Artistas de menor alcance

O Google já usa uma ferramenta chamada de Content ID para fazer cumprir o direito autoral. Dessa forma, oferece uma espécie de impressão digital para grandes artistas. Assim sendo, outras plataformas terão de impor os mesmos filtros. No entanto, artistas de menor alcance reclamam que têm poucas maneiras de evitar a pirataria. Com as novas regras, eles poderão pedir ao Youtube a remoção de uploadas não autorizados.

Além disso, o Google terá que obter junto aos publishers uma licença para poder exibir conteúdos publicados há menos de dois anos. Esse dispositivo, na avaliação de especialistas, aumenta o poder de barganha desses agentes com a gigante das buscas. Alemanha e Espanha já haviam testado esse modelo anteriormente.

E no Brasil? Quais serão os impactos a curto, médio e longo prazos. Para falar sobre isso, conversamos com o especialista em Defesa do Consumidor da PROTESTE, Renato Santa Rita. Veja os principais trechos da entrevista:

Defesa do consumidor

Ainda é cedo para avaliar, mas entendo que o consumidor sofrerá com a redução da democratização da informação. Ou seja, se um autor por exemplo não concordar com utilização de sua obra, as plataformas não poderão se valer desses conteúdos de forma democrática e gratuita. Por um lado é bom, que protege o autor da obra, mas por outro impede que conteúdos, muitas vezes de difícil acesso, alcancem o grande público.

Visão dos autores

Quanto ao autor da obra, entendendo que este seja o principal foco da diretriz, que foi valorizar o trabalho autoral, impedindo qualquer plataformas se rentabilizem à revelia do autor. Hoje o autor que tem sua obra publicada, em regra, não recebe nada por isso, por mais conhecida seja a obra. Com essa nova diretriz, autores poderão vincular a autorização da divulgação ao recebimento de algum valor.

Impacto no Brasil

A longo prazo (vejo impacto no Brasil), já que desde a Convenção de Berna de 1886 a Europa lidera historicamente as mudanças no direito autoral no mundo. E no Brasil não é diferente já que é signatário desta convenção. No entanto,  há uma diferença em relação à responsabilização dos provedores.

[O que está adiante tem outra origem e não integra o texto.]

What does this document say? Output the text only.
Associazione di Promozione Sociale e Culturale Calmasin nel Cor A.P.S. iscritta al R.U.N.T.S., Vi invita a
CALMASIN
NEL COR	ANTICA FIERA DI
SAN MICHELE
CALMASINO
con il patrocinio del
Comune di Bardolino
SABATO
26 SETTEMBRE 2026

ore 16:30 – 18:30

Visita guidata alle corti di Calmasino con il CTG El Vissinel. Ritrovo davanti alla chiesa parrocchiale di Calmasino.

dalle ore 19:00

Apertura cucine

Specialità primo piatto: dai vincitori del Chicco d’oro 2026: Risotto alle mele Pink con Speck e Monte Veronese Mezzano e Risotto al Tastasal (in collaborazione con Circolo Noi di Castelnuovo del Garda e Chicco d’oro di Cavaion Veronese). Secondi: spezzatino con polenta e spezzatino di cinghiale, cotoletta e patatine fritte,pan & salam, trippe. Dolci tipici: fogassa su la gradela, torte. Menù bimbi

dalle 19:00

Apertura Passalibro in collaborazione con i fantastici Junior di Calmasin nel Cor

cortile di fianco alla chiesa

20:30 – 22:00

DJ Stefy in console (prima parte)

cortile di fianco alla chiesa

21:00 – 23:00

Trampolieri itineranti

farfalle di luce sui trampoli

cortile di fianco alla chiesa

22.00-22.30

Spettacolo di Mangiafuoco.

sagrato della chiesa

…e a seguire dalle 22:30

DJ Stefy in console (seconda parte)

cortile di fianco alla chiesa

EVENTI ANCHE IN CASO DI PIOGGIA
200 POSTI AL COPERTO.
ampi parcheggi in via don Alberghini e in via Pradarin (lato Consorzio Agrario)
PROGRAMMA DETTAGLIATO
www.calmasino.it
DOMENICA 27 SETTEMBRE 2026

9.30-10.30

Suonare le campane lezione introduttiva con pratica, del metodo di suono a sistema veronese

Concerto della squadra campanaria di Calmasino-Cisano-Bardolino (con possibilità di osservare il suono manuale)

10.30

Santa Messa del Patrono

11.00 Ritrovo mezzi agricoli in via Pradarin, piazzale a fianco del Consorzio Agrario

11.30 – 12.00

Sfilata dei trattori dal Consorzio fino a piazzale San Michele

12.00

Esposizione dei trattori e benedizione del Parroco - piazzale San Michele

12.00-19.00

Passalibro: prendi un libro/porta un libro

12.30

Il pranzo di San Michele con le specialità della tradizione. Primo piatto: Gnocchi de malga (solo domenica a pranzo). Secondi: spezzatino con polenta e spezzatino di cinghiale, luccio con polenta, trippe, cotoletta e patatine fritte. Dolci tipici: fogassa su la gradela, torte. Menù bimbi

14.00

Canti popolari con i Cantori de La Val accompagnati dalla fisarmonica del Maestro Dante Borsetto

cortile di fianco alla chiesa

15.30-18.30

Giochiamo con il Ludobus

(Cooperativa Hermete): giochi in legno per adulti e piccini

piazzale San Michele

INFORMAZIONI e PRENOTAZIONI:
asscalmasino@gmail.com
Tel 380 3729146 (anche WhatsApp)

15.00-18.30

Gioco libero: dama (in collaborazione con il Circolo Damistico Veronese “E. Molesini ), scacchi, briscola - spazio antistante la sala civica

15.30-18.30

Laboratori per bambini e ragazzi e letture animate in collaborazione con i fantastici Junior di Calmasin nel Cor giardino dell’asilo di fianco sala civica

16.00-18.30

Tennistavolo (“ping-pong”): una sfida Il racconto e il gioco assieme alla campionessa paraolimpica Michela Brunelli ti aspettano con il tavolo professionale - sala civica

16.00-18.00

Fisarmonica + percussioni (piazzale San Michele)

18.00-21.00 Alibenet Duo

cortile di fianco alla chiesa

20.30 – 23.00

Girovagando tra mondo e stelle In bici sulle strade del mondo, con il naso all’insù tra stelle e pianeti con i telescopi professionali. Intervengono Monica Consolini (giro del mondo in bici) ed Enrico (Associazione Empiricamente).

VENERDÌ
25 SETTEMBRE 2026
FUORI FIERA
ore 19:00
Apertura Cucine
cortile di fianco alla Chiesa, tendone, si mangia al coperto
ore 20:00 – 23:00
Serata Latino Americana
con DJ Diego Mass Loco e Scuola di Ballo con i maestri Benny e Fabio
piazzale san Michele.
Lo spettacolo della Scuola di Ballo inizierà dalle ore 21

O artigo 19 do Marco Civil da Internet, Lei 12965/2014, prevê que provedores de aplicações de internet são responsabilizados somente quando, após uma ordem judicial, o intermediário em questão não remove o conteúdo. Ou seja, a decisão sobre ilicitude do conteúdo é remetida previamente a um juiz, o que de certo ponto dá segurança jurídica à plataforma porque hoje ela não precisa fazer a filtragem prévia.

Postura brasileira

Essa é uma discussão que certamente será travada no Brasil, não é simples, porque terá que ser colocada na balança dois direitos extremamente relevantes: o do autor de uma obra intelectual e o da liberdade de expressão. Caso o Brasil entenda que a Constituição Brasileira prevê que a liberdade de expressão é um direito fundamental, cláusula pétrea e essencial para a manutenção da democracia, nós não acompanharemos a diretriz europeia.

Retirada de conteúdos do YouTube

Certamente muitos conteúdos serão retirados caso essa diretiva vire lei nos países da União Europeia, já que a manutenção poderá resultar em severas sanções.

Riscos

Sempre quando há novas regras que restringem direitos, os principais riscos são de excesso ou mau uso da lei. Por exemplo, imaginemos que uma plataforma após receber algumas multas torne seu sistema de filtragem excessivamente rigoroso, para que seja possível o upload de um vídeo. Ou ainda, que o algoritmo da inteligência artificial criada para filtrar os vídeos restrinja todos os segmentos de um tipo de arte, por achar ser protegida pelo direito autoral. Assim, essas restrições poderão prejudicar a circulação de cultura, informações artísticas, jornalísticas ou arte.

Mas como todas as regras, esta também passará por um período de experimento, discussão e futura adequação, até que o equilíbrio seja alcançado.